Vice minister of Industry and Information Technology, Xin Guobin, said the Chinese government is reviewing various options so as to use the best strategy to move forward to electric vehicles.
“Many countries have adjusted development strategies... Some countries have worked out a timetable to stop production and sales of traditional-fuel vehicles,” Xin said.
“Now the Ministry of Industry and Information Technology has launched a study as well, and will work with related departments on a timetable for our country.”
Last year, China became the largest supplier of electric cars. Sales of electric and gasoline-electric hybrids rose 50 percent over 2015 to 336,000 or 40 percent of global demand. The United States trailed with sales totaling 159,620.

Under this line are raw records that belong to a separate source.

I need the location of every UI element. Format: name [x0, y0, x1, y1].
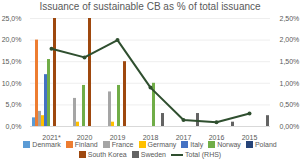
html-text:Italy: Italy [190, 141, 204, 148]
html-text:Total (RHS): Total (RHS) [185, 151, 222, 158]
svg-text:1,00%: 1,00% [280, 80, 300, 87]
svg-text:1,50%: 1,50% [280, 58, 300, 65]
html-text:Finland: Finland [74, 141, 98, 148]
html-text:France: France [111, 141, 134, 148]
svg-text:2018: 2018 [143, 134, 159, 141]
svg-text:25,0%: 25,0% [2, 15, 22, 22]
html-text:Germany: Germany [147, 141, 177, 148]
svg-text:0,00%: 0,00% [280, 123, 300, 130]
svg-text:2015: 2015 [242, 134, 258, 141]
svg-text:20,0%: 20,0% [2, 36, 22, 43]
svg-text:2016: 2016 [209, 134, 225, 141]
svg-text:2019: 2019 [110, 134, 126, 141]
html-text:Norway: Norway [217, 141, 241, 148]
svg-text:2021*: 2021* [42, 134, 61, 141]
html-text:Denmark: Denmark [32, 141, 61, 148]
svg-text:2017: 2017 [176, 134, 192, 141]
html-text:Poland: Poland [254, 141, 277, 148]
svg-text:10,0%: 10,0% [2, 80, 22, 87]
svg-text:2020: 2020 [77, 134, 93, 141]
html-text:South Korea: South Korea [87, 151, 127, 158]
svg-text:15,0%: 15,0% [2, 58, 22, 65]
svg-text:2,00%: 2,00% [280, 36, 300, 43]
html-text:Issuance of sustainable CB as: Issuance of sustainable CB as % of total… [39, 1, 261, 12]
html-text:Sweden: Sweden [140, 151, 166, 158]
svg-text:2,50%: 2,50% [280, 15, 300, 22]
svg-text:5,0%: 5,0% [6, 101, 22, 108]
svg-text:0,50%: 0,50% [280, 101, 300, 108]
svg-text:0,0%: 0,0% [6, 123, 22, 130]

Carmaker Honda is now getting ready to introduce their own electric car to the Chinese market in 2018. New-energy vehicles and batteries are integral to Beijing’s plans to turn China into a hi-tech powerhouse.
Earlier this year the UK announced that it would ban the sale of diesel- and gasoline-fueled cars by 2040, while The Netherlands and Norway aim for 2025.
Minister Xin did not reveal when China would make the final decision, but admitted that the country faced a challenge to meet the targets.
Vehicle emissions have been largely blamed for the country's poor air quality. The Ministry of Environmental Protection said in June that vehicle fumes accounted for over 80 percent of the country’s carbon monoxide and hydrocarbon emissions and 90 percent of its nitrogen oxides.
China is the world’s biggest car market, with nearly 200 million registered vehicles by the end of last year, but only 1.09 million of those cars are new-energy vehicles. Chinese buyers accounted for 53 percent of the 774,000 electric cars sold worldwide in 2016.
“China is following the European countries’ technology road map to develop new-energy vehicles. The announcement of the timetable is to further specify the direction towards new-energy vehicles,” John Zeng, managing director of consultancy LMC Automotive said.
“The government has given a positive signal to develop new-energy vehicles, but the reality is less optimistic. A sector of low-priced products heavily reliant on government subsidies is far from being a sunrise industry.”
Beijing has ordered state-owned Chinese power companies to speed up the installation of charging stations.
Chinese automaker BYD Auto is the world's biggest electric vehicle maker. It sells gasoline-electric hybrid sedans and SUVs in China and markets all-electric taxis and buses in the United States, Europe and Latin America.
Volvo recently announced plans to make electric cars in China next year. Additionally, General Motors, Volkswagen, Nissan among other companies have expressed interest in pairing with Chinese partners to produce electric vehicles.